Let's look at a more limited case. Assuming you only want the LLM to be able to implement O(N log N) algorithms (which would be the limit for a feed-forward NN, as each NN layer can do O(N) things in parallel, and there are O(log N) layers) — what's the closest you could get to an LLM "working on paper"?

Maybe something like:

• adding an unbounded-size "secondary vector" (like the secondary vector of a LoRA), that isn't touched in each step by self-attention, and that starts out zeroed,

• with a bounded-size "virtual memory mapping" — a dynamic and windowed position-encoding of a subset of the vector into the Q/K vectors at each step, and a dynamic position-encoding of part of the resulting embedding (Q.KT.V) that maps a subset of the embedding vector back into the secondary vector

• where this position-encoding is "dynamic" in that, during training of each layer, that layer has one set of embedding vectors that it learns as being a "input-vocabulary memory descriptor table", describing the virtual-memory mappings of the secondary vector's state-at-layer-N into the pre-attention vector input at layer N [i.e. a matrix you multiply against the secondary vector, then add the result to the pre-attention vector]; and an equivalent "output-vocabulary memory descriptor table", mapping the post-attention embedding vector to writes of the secondary vector [i.e. a matrix you multiply against the post-attention embedding vector, then add to the secondary vector]

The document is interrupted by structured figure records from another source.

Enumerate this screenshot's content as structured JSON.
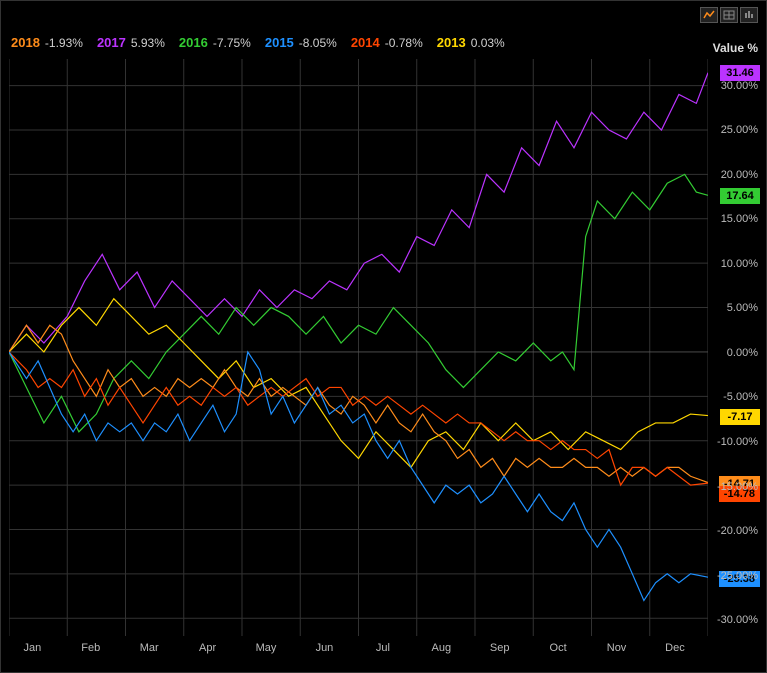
{
  "background_color": "#000000",
  "grid_color": "#333333",
  "grid_zero_color": "#555555",
  "text_color": "#cccccc",
  "axis_title": "Value %",
  "toolbar": {
    "icons": [
      "chart-line-icon",
      "chart-grid-icon",
      "chart-candle-icon"
    ]
  },
  "legend": [
    {
      "year": "2018",
      "value": "-1.93%",
      "color": "#ff8c1a"
    },
    {
      "year": "2017",
      "value": "5.93%",
      "color": "#bb33ff"
    },
    {
      "year": "2016",
      "value": "-7.75%",
      "color": "#33cc33"
    },
    {
      "year": "2015",
      "value": "-8.05%",
      "color": "#1e90ff"
    },
    {
      "year": "2014",
      "value": "-0.78%",
      "color": "#ff4500"
    },
    {
      "year": "2013",
      "value": "0.03%",
      "color": "#ffd700"
    }
  ],
  "x_axis": {
    "labels": [
      "Jan",
      "Feb",
      "Mar",
      "Apr",
      "May",
      "Jun",
      "Jul",
      "Aug",
      "Sep",
      "Oct",
      "Nov",
      "Dec"
    ]
  },
  "y_axis": {
    "min": -32,
    "max": 33,
    "ticks": [
      -30,
      -25,
      -20,
      -15,
      -10,
      -5,
      0,
      5,
      10,
      15,
      20,
      25,
      30
    ],
    "tick_labels": [
      "-30.00%",
      "-25.00%",
      "-20.00%",
      "-15.00%",
      "-10.00%",
      "-5.00%",
      "0.00%",
      "5.00%",
      "10.00%",
      "15.00%",
      "20.00%",
      "25.00%",
      "30.00%"
    ]
  },
  "end_badges": [
    {
      "value": "31.46",
      "y": 31.46,
      "bg": "#bb33ff",
      "fg": "#000000"
    },
    {
      "value": "17.64",
      "y": 17.64,
      "bg": "#33cc33",
      "fg": "#000000"
    },
    {
      "value": "-7.17",
      "y": -7.17,
      "bg": "#ffd700",
      "fg": "#000000"
    },
    {
      "value": "-14.71",
      "y": -14.71,
      "bg": "#ff8c1a",
      "fg": "#000000"
    },
    {
      "value": "-14.78",
      "y": -15.8,
      "bg": "#ff4500",
      "fg": "#000000"
    },
    {
      "value": "-25.38",
      "y": -25.38,
      "bg": "#1e90ff",
      "fg": "#000000"
    }
  ],
  "series": [
    {
      "name": "2017",
      "color": "#bb33ff",
      "points": [
        [
          0,
          0
        ],
        [
          0.3,
          3
        ],
        [
          0.6,
          1
        ],
        [
          1,
          4
        ],
        [
          1.3,
          8
        ],
        [
          1.6,
          11
        ],
        [
          1.9,
          7
        ],
        [
          2.2,
          9
        ],
        [
          2.5,
          5
        ],
        [
          2.8,
          8
        ],
        [
          3.1,
          6
        ],
        [
          3.4,
          4
        ],
        [
          3.7,
          6
        ],
        [
          4,
          4
        ],
        [
          4.3,
          7
        ],
        [
          4.6,
          5
        ],
        [
          4.9,
          7
        ],
        [
          5.2,
          6
        ],
        [
          5.5,
          8
        ],
        [
          5.8,
          7
        ],
        [
          6.1,
          10
        ],
        [
          6.4,
          11
        ],
        [
          6.7,
          9
        ],
        [
          7,
          13
        ],
        [
          7.3,
          12
        ],
        [
          7.6,
          16
        ],
        [
          7.9,
          14
        ],
        [
          8.2,
          20
        ],
        [
          8.5,
          18
        ],
        [
          8.8,
          23
        ],
        [
          9.1,
          21
        ],
        [
          9.4,
          26
        ],
        [
          9.7,
          23
        ],
        [
          10,
          27
        ],
        [
          10.3,
          25
        ],
        [
          10.6,
          24
        ],
        [
          10.9,
          27
        ],
        [
          11.2,
          25
        ],
        [
          11.5,
          29
        ],
        [
          11.8,
          28
        ],
        [
          12,
          31.46
        ]
      ]
    },
    {
      "name": "2016",
      "color": "#33cc33",
      "points": [
        [
          0,
          0
        ],
        [
          0.3,
          -4
        ],
        [
          0.6,
          -8
        ],
        [
          0.9,
          -5
        ],
        [
          1.2,
          -9
        ],
        [
          1.5,
          -7
        ],
        [
          1.8,
          -3
        ],
        [
          2.1,
          -1
        ],
        [
          2.4,
          -3
        ],
        [
          2.7,
          0
        ],
        [
          3,
          2
        ],
        [
          3.3,
          4
        ],
        [
          3.6,
          2
        ],
        [
          3.9,
          5
        ],
        [
          4.2,
          3
        ],
        [
          4.5,
          5
        ],
        [
          4.8,
          4
        ],
        [
          5.1,
          2
        ],
        [
          5.4,
          4
        ],
        [
          5.7,
          1
        ],
        [
          6,
          3
        ],
        [
          6.3,
          2
        ],
        [
          6.6,
          5
        ],
        [
          6.9,
          3
        ],
        [
          7.2,
          1
        ],
        [
          7.5,
          -2
        ],
        [
          7.8,
          -4
        ],
        [
          8.1,
          -2
        ],
        [
          8.4,
          0
        ],
        [
          8.7,
          -1
        ],
        [
          9,
          1
        ],
        [
          9.3,
          -1
        ],
        [
          9.5,
          0
        ],
        [
          9.7,
          -2
        ],
        [
          9.9,
          13
        ],
        [
          10.1,
          17
        ],
        [
          10.4,
          15
        ],
        [
          10.7,
          18
        ],
        [
          11,
          16
        ],
        [
          11.3,
          19
        ],
        [
          11.6,
          20
        ],
        [
          11.8,
          18
        ],
        [
          12,
          17.64
        ]
      ]
    },
    {
      "name": "2013",
      "color": "#ffd700",
      "points": [
        [
          0,
          0
        ],
        [
          0.3,
          2
        ],
        [
          0.6,
          0
        ],
        [
          0.9,
          3
        ],
        [
          1.2,
          5
        ],
        [
          1.5,
          3
        ],
        [
          1.8,
          6
        ],
        [
          2.1,
          4
        ],
        [
          2.4,
          2
        ],
        [
          2.7,
          3
        ],
        [
          3,
          1
        ],
        [
          3.3,
          -1
        ],
        [
          3.6,
          -3
        ],
        [
          3.9,
          -1
        ],
        [
          4.2,
          -4
        ],
        [
          4.5,
          -3
        ],
        [
          4.8,
          -5
        ],
        [
          5.1,
          -4
        ],
        [
          5.4,
          -7
        ],
        [
          5.7,
          -10
        ],
        [
          6,
          -12
        ],
        [
          6.3,
          -9
        ],
        [
          6.6,
          -11
        ],
        [
          6.9,
          -13
        ],
        [
          7.2,
          -10
        ],
        [
          7.5,
          -9
        ],
        [
          7.8,
          -11
        ],
        [
          8.1,
          -8
        ],
        [
          8.4,
          -10
        ],
        [
          8.7,
          -8
        ],
        [
          9,
          -10
        ],
        [
          9.3,
          -9
        ],
        [
          9.6,
          -11
        ],
        [
          9.9,
          -9
        ],
        [
          10.2,
          -10
        ],
        [
          10.5,
          -11
        ],
        [
          10.8,
          -9
        ],
        [
          11.1,
          -8
        ],
        [
          11.4,
          -8
        ],
        [
          11.7,
          -7
        ],
        [
          12,
          -7.17
        ]
      ]
    },
    {
      "name": "2018",
      "color": "#ff8c1a",
      "points": [
        [
          0,
          0
        ],
        [
          0.3,
          3
        ],
        [
          0.5,
          1
        ],
        [
          0.7,
          3
        ],
        [
          0.9,
          2
        ],
        [
          1.1,
          -1
        ],
        [
          1.3,
          -3
        ],
        [
          1.5,
          -5
        ],
        [
          1.7,
          -2
        ],
        [
          1.9,
          -4
        ],
        [
          2.1,
          -3
        ],
        [
          2.3,
          -5
        ],
        [
          2.5,
          -4
        ],
        [
          2.7,
          -5
        ],
        [
          2.9,
          -3
        ],
        [
          3.1,
          -4
        ],
        [
          3.3,
          -3
        ],
        [
          3.5,
          -4
        ],
        [
          3.7,
          -2
        ],
        [
          3.9,
          -4
        ],
        [
          4.1,
          -5
        ],
        [
          4.3,
          -3
        ],
        [
          4.5,
          -5
        ],
        [
          4.7,
          -4
        ],
        [
          4.9,
          -5
        ],
        [
          5.1,
          -6
        ],
        [
          5.3,
          -4
        ],
        [
          5.5,
          -6
        ],
        [
          5.7,
          -7
        ],
        [
          5.9,
          -5
        ],
        [
          6.1,
          -6
        ],
        [
          6.3,
          -8
        ],
        [
          6.5,
          -6
        ],
        [
          6.7,
          -8
        ],
        [
          6.9,
          -9
        ],
        [
          7.1,
          -7
        ],
        [
          7.3,
          -9
        ],
        [
          7.5,
          -10
        ],
        [
          7.7,
          -12
        ],
        [
          7.9,
          -11
        ],
        [
          8.1,
          -13
        ],
        [
          8.3,
          -12
        ],
        [
          8.5,
          -14
        ],
        [
          8.7,
          -12
        ],
        [
          8.9,
          -13
        ],
        [
          9.1,
          -12
        ],
        [
          9.3,
          -13
        ],
        [
          9.5,
          -13
        ],
        [
          9.7,
          -12
        ],
        [
          9.9,
          -13
        ],
        [
          10.1,
          -13
        ],
        [
          10.3,
          -14
        ],
        [
          10.5,
          -13
        ],
        [
          10.7,
          -14
        ],
        [
          10.9,
          -13
        ],
        [
          11.1,
          -14
        ],
        [
          11.3,
          -13
        ],
        [
          11.5,
          -13
        ],
        [
          11.7,
          -14
        ],
        [
          12,
          -14.71
        ]
      ]
    },
    {
      "name": "2014",
      "color": "#ff4500",
      "points": [
        [
          0,
          0
        ],
        [
          0.3,
          -2
        ],
        [
          0.5,
          -4
        ],
        [
          0.7,
          -3
        ],
        [
          0.9,
          -4
        ],
        [
          1.1,
          -2
        ],
        [
          1.3,
          -5
        ],
        [
          1.5,
          -3
        ],
        [
          1.7,
          -6
        ],
        [
          1.9,
          -4
        ],
        [
          2.1,
          -6
        ],
        [
          2.3,
          -8
        ],
        [
          2.5,
          -6
        ],
        [
          2.7,
          -4
        ],
        [
          2.9,
          -6
        ],
        [
          3.1,
          -5
        ],
        [
          3.3,
          -6
        ],
        [
          3.5,
          -4
        ],
        [
          3.7,
          -5
        ],
        [
          3.9,
          -4
        ],
        [
          4.1,
          -6
        ],
        [
          4.3,
          -5
        ],
        [
          4.5,
          -4
        ],
        [
          4.7,
          -5
        ],
        [
          4.9,
          -4
        ],
        [
          5.1,
          -3
        ],
        [
          5.3,
          -5
        ],
        [
          5.5,
          -4
        ],
        [
          5.7,
          -4
        ],
        [
          5.9,
          -6
        ],
        [
          6.1,
          -5
        ],
        [
          6.3,
          -6
        ],
        [
          6.5,
          -5
        ],
        [
          6.7,
          -6
        ],
        [
          6.9,
          -7
        ],
        [
          7.1,
          -6
        ],
        [
          7.3,
          -7
        ],
        [
          7.5,
          -8
        ],
        [
          7.7,
          -7
        ],
        [
          7.9,
          -8
        ],
        [
          8.1,
          -8
        ],
        [
          8.3,
          -9
        ],
        [
          8.5,
          -10
        ],
        [
          8.7,
          -9
        ],
        [
          8.9,
          -10
        ],
        [
          9.1,
          -10
        ],
        [
          9.3,
          -11
        ],
        [
          9.5,
          -10
        ],
        [
          9.7,
          -11
        ],
        [
          9.9,
          -11
        ],
        [
          10.1,
          -12
        ],
        [
          10.3,
          -11
        ],
        [
          10.5,
          -15
        ],
        [
          10.7,
          -13
        ],
        [
          10.9,
          -13
        ],
        [
          11.1,
          -14
        ],
        [
          11.3,
          -13
        ],
        [
          11.5,
          -14
        ],
        [
          11.7,
          -15
        ],
        [
          12,
          -14.78
        ]
      ]
    },
    {
      "name": "2015",
      "color": "#1e90ff",
      "points": [
        [
          0,
          0
        ],
        [
          0.3,
          -3
        ],
        [
          0.5,
          -1
        ],
        [
          0.7,
          -4
        ],
        [
          0.9,
          -7
        ],
        [
          1.1,
          -9
        ],
        [
          1.3,
          -7
        ],
        [
          1.5,
          -10
        ],
        [
          1.7,
          -8
        ],
        [
          1.9,
          -9
        ],
        [
          2.1,
          -8
        ],
        [
          2.3,
          -10
        ],
        [
          2.5,
          -8
        ],
        [
          2.7,
          -9
        ],
        [
          2.9,
          -7
        ],
        [
          3.1,
          -10
        ],
        [
          3.3,
          -8
        ],
        [
          3.5,
          -6
        ],
        [
          3.7,
          -9
        ],
        [
          3.9,
          -7
        ],
        [
          4.1,
          0
        ],
        [
          4.3,
          -2
        ],
        [
          4.5,
          -7
        ],
        [
          4.7,
          -5
        ],
        [
          4.9,
          -8
        ],
        [
          5.1,
          -6
        ],
        [
          5.3,
          -4
        ],
        [
          5.5,
          -7
        ],
        [
          5.7,
          -6
        ],
        [
          5.9,
          -8
        ],
        [
          6.1,
          -7
        ],
        [
          6.3,
          -10
        ],
        [
          6.5,
          -12
        ],
        [
          6.7,
          -10
        ],
        [
          6.9,
          -13
        ],
        [
          7.1,
          -15
        ],
        [
          7.3,
          -17
        ],
        [
          7.5,
          -15
        ],
        [
          7.7,
          -16
        ],
        [
          7.9,
          -15
        ],
        [
          8.1,
          -17
        ],
        [
          8.3,
          -16
        ],
        [
          8.5,
          -14
        ],
        [
          8.7,
          -16
        ],
        [
          8.9,
          -18
        ],
        [
          9.1,
          -16
        ],
        [
          9.3,
          -18
        ],
        [
          9.5,
          -19
        ],
        [
          9.7,
          -17
        ],
        [
          9.9,
          -20
        ],
        [
          10.1,
          -22
        ],
        [
          10.3,
          -20
        ],
        [
          10.5,
          -22
        ],
        [
          10.7,
          -25
        ],
        [
          10.9,
          -28
        ],
        [
          11.1,
          -26
        ],
        [
          11.3,
          -25
        ],
        [
          11.5,
          -26
        ],
        [
          11.7,
          -25
        ],
        [
          12,
          -25.38
        ]
      ]
    }
  ]
}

• and where the secondary vector is windowed, in that both memory-descriptor-table matrices are indicating positions in a window — a virtual secondary vector that actually exists as a 1D projection of a conceptually-N-dimensional slice of a physical secondary N-dimensional matrix; where each pre-attention embedding contains 2N elements interpreted as "window bounds" for the N dimensions of the matrix, to derive the secondary vector "virtual memory" from its physical storage matrix; and where each post-attention embedding contains 2N elements either interpreted again as "window bounds" for the next layer; or interpreted as "window commands" to be applied to the window (e.g. specifying arbitrary relative affine transformations of the input matrix, decomposed into separate scaling/translation/rotation elements for each dimension), with the "window bounds" of the next layer then being generated by the host framework by applying the affine transformation to the existing window bounds. (And again, with the output window bounds/windowing command parameters being learned.)

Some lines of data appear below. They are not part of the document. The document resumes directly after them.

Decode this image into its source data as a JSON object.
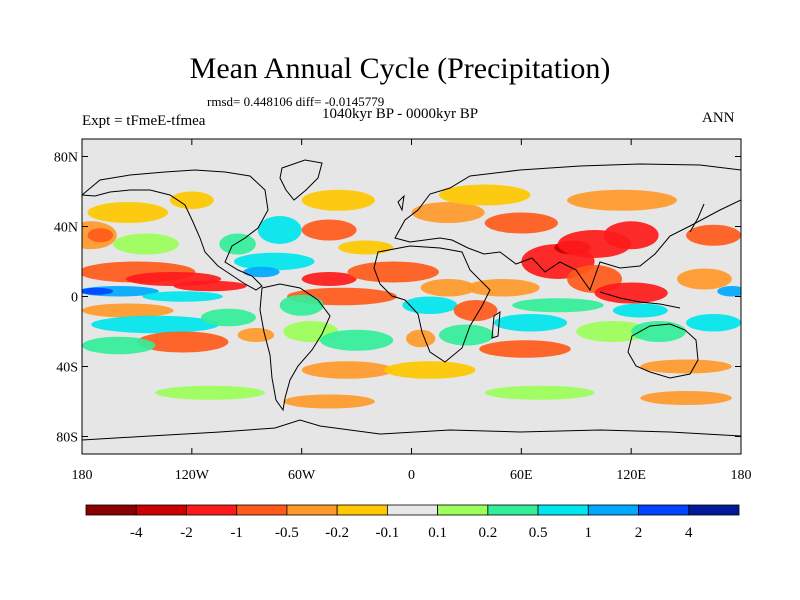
{
  "title": "Mean Annual Cycle (Precipitation)",
  "stats": "rmsd= 0.448106 diff= -0.0145779",
  "period": "1040kyr BP - 0000kyr BP",
  "experiment": "Expt = tFmeE-tfmea",
  "season": "ANN",
  "axes": {
    "lat_ticks": [
      {
        "label": "80N",
        "value": 80
      },
      {
        "label": "40N",
        "value": 40
      },
      {
        "label": "0",
        "value": 0
      },
      {
        "label": "40S",
        "value": -40
      },
      {
        "label": "80S",
        "value": -80
      }
    ],
    "lon_ticks": [
      {
        "label": "180",
        "value": -180
      },
      {
        "label": "120W",
        "value": -120
      },
      {
        "label": "60W",
        "value": -60
      },
      {
        "label": "0",
        "value": 0
      },
      {
        "label": "60E",
        "value": 60
      },
      {
        "label": "120E",
        "value": 120
      },
      {
        "label": "180",
        "value": 180
      }
    ],
    "lon_range": [
      -180,
      180
    ],
    "lat_range": [
      -90,
      90
    ]
  },
  "colorbar": {
    "colors": [
      "#8b0000",
      "#cc0000",
      "#ff1a1a",
      "#ff5a1a",
      "#ff9a2a",
      "#ffc800",
      "#e8e8e8",
      "#9cff5a",
      "#33ee99",
      "#00e6ee",
      "#00a8ff",
      "#0044ff",
      "#001a99"
    ],
    "labels": [
      "-4",
      "-2",
      "-1",
      "-0.5",
      "-0.2",
      "-0.1",
      "0.1",
      "0.2",
      "0.5",
      "1",
      "2",
      "4"
    ]
  },
  "field": {
    "background_color": "#e6e6e6",
    "blobs": [
      {
        "lon": -175,
        "lat": 35,
        "rx": 14,
        "ry": 8,
        "level": 4
      },
      {
        "lon": -170,
        "lat": 35,
        "rx": 7,
        "ry": 4,
        "level": 3
      },
      {
        "lon": -155,
        "lat": 48,
        "rx": 22,
        "ry": 6,
        "level": 5
      },
      {
        "lon": -120,
        "lat": 55,
        "rx": 12,
        "ry": 5,
        "level": 5
      },
      {
        "lon": -145,
        "lat": 30,
        "rx": 18,
        "ry": 6,
        "level": 7
      },
      {
        "lon": -150,
        "lat": 14,
        "rx": 32,
        "ry": 6,
        "level": 3
      },
      {
        "lon": -130,
        "lat": 10,
        "rx": 26,
        "ry": 4,
        "level": 2
      },
      {
        "lon": -110,
        "lat": 6,
        "rx": 20,
        "ry": 3,
        "level": 2
      },
      {
        "lon": -160,
        "lat": 3,
        "rx": 22,
        "ry": 3,
        "level": 10
      },
      {
        "lon": -172,
        "lat": 3,
        "rx": 9,
        "ry": 2,
        "level": 11
      },
      {
        "lon": -125,
        "lat": 0,
        "rx": 22,
        "ry": 3,
        "level": 9
      },
      {
        "lon": -155,
        "lat": -8,
        "rx": 25,
        "ry": 4,
        "level": 4
      },
      {
        "lon": -140,
        "lat": -16,
        "rx": 35,
        "ry": 5,
        "level": 9
      },
      {
        "lon": -125,
        "lat": -26,
        "rx": 25,
        "ry": 6,
        "level": 3
      },
      {
        "lon": -160,
        "lat": -28,
        "rx": 20,
        "ry": 5,
        "level": 8
      },
      {
        "lon": -100,
        "lat": -12,
        "rx": 15,
        "ry": 5,
        "level": 8
      },
      {
        "lon": -75,
        "lat": 20,
        "rx": 22,
        "ry": 5,
        "level": 9
      },
      {
        "lon": -82,
        "lat": 14,
        "rx": 10,
        "ry": 3,
        "level": 10
      },
      {
        "lon": -72,
        "lat": 38,
        "rx": 12,
        "ry": 8,
        "level": 9
      },
      {
        "lon": -95,
        "lat": 30,
        "rx": 10,
        "ry": 6,
        "level": 8
      },
      {
        "lon": -45,
        "lat": 38,
        "rx": 15,
        "ry": 6,
        "level": 3
      },
      {
        "lon": -40,
        "lat": 55,
        "rx": 20,
        "ry": 6,
        "level": 5
      },
      {
        "lon": -38,
        "lat": 0,
        "rx": 30,
        "ry": 5,
        "level": 3
      },
      {
        "lon": -45,
        "lat": 10,
        "rx": 15,
        "ry": 4,
        "level": 2
      },
      {
        "lon": -60,
        "lat": -5,
        "rx": 12,
        "ry": 6,
        "level": 8
      },
      {
        "lon": -55,
        "lat": -20,
        "rx": 15,
        "ry": 6,
        "level": 7
      },
      {
        "lon": -85,
        "lat": -22,
        "rx": 10,
        "ry": 4,
        "level": 4
      },
      {
        "lon": -30,
        "lat": -25,
        "rx": 20,
        "ry": 6,
        "level": 8
      },
      {
        "lon": -35,
        "lat": -42,
        "rx": 25,
        "ry": 5,
        "level": 4
      },
      {
        "lon": -45,
        "lat": -60,
        "rx": 25,
        "ry": 4,
        "level": 4
      },
      {
        "lon": -10,
        "lat": 14,
        "rx": 25,
        "ry": 6,
        "level": 3
      },
      {
        "lon": -25,
        "lat": 28,
        "rx": 15,
        "ry": 4,
        "level": 5
      },
      {
        "lon": 10,
        "lat": -5,
        "rx": 15,
        "ry": 5,
        "level": 9
      },
      {
        "lon": 20,
        "lat": 5,
        "rx": 15,
        "ry": 5,
        "level": 4
      },
      {
        "lon": 35,
        "lat": -8,
        "rx": 12,
        "ry": 6,
        "level": 3
      },
      {
        "lon": 30,
        "lat": -22,
        "rx": 15,
        "ry": 6,
        "level": 8
      },
      {
        "lon": 5,
        "lat": -24,
        "rx": 8,
        "ry": 5,
        "level": 4
      },
      {
        "lon": 10,
        "lat": -42,
        "rx": 25,
        "ry": 5,
        "level": 5
      },
      {
        "lon": 20,
        "lat": 48,
        "rx": 20,
        "ry": 6,
        "level": 4
      },
      {
        "lon": 40,
        "lat": 58,
        "rx": 25,
        "ry": 6,
        "level": 5
      },
      {
        "lon": 60,
        "lat": 42,
        "rx": 20,
        "ry": 6,
        "level": 3
      },
      {
        "lon": 50,
        "lat": 5,
        "rx": 20,
        "ry": 5,
        "level": 4
      },
      {
        "lon": 65,
        "lat": -15,
        "rx": 20,
        "ry": 5,
        "level": 9
      },
      {
        "lon": 80,
        "lat": -5,
        "rx": 25,
        "ry": 4,
        "level": 8
      },
      {
        "lon": 62,
        "lat": -30,
        "rx": 25,
        "ry": 5,
        "level": 3
      },
      {
        "lon": 80,
        "lat": 20,
        "rx": 20,
        "ry": 10,
        "level": 2
      },
      {
        "lon": 88,
        "lat": 28,
        "rx": 10,
        "ry": 4,
        "level": 1
      },
      {
        "lon": 100,
        "lat": 30,
        "rx": 20,
        "ry": 8,
        "level": 2
      },
      {
        "lon": 120,
        "lat": 35,
        "rx": 15,
        "ry": 8,
        "level": 2
      },
      {
        "lon": 115,
        "lat": 55,
        "rx": 30,
        "ry": 6,
        "level": 4
      },
      {
        "lon": 100,
        "lat": 10,
        "rx": 15,
        "ry": 8,
        "level": 3
      },
      {
        "lon": 120,
        "lat": 2,
        "rx": 20,
        "ry": 6,
        "level": 2
      },
      {
        "lon": 125,
        "lat": -8,
        "rx": 15,
        "ry": 4,
        "level": 9
      },
      {
        "lon": 110,
        "lat": -20,
        "rx": 20,
        "ry": 6,
        "level": 7
      },
      {
        "lon": 135,
        "lat": -20,
        "rx": 15,
        "ry": 6,
        "level": 8
      },
      {
        "lon": 160,
        "lat": 10,
        "rx": 15,
        "ry": 6,
        "level": 4
      },
      {
        "lon": 165,
        "lat": -15,
        "rx": 15,
        "ry": 5,
        "level": 9
      },
      {
        "lon": 165,
        "lat": 35,
        "rx": 15,
        "ry": 6,
        "level": 3
      },
      {
        "lon": 150,
        "lat": -40,
        "rx": 25,
        "ry": 4,
        "level": 4
      },
      {
        "lon": 175,
        "lat": 3,
        "rx": 8,
        "ry": 3,
        "level": 10
      },
      {
        "lon": 150,
        "lat": -58,
        "rx": 25,
        "ry": 4,
        "level": 4
      },
      {
        "lon": 70,
        "lat": -55,
        "rx": 30,
        "ry": 4,
        "level": 7
      },
      {
        "lon": -110,
        "lat": -55,
        "rx": 30,
        "ry": 4,
        "level": 7
      }
    ]
  }
}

I believe this abstraction would give a feed-forward NN the ability to, once per layer,

1. "focus" on a position on an external "paper";

2. "read" N things from the paper, with each NN node "loading" a weight from a learned position that's effectively relative to the focus position;

3. compute using that info;

4. "write" N things back to new positions relative to the focus position on the paper;

5. "look" at a different focus position for the next layer, relative to the current focus position.

This extension could enable pretty complex internal algorithms. But I dunno, I'm not an ML engineer, I'm just spitballing :)

hbs18 · on July 1, 2024

You can't reliably teach an LLM maths the same way you can't take a locomotive offroading.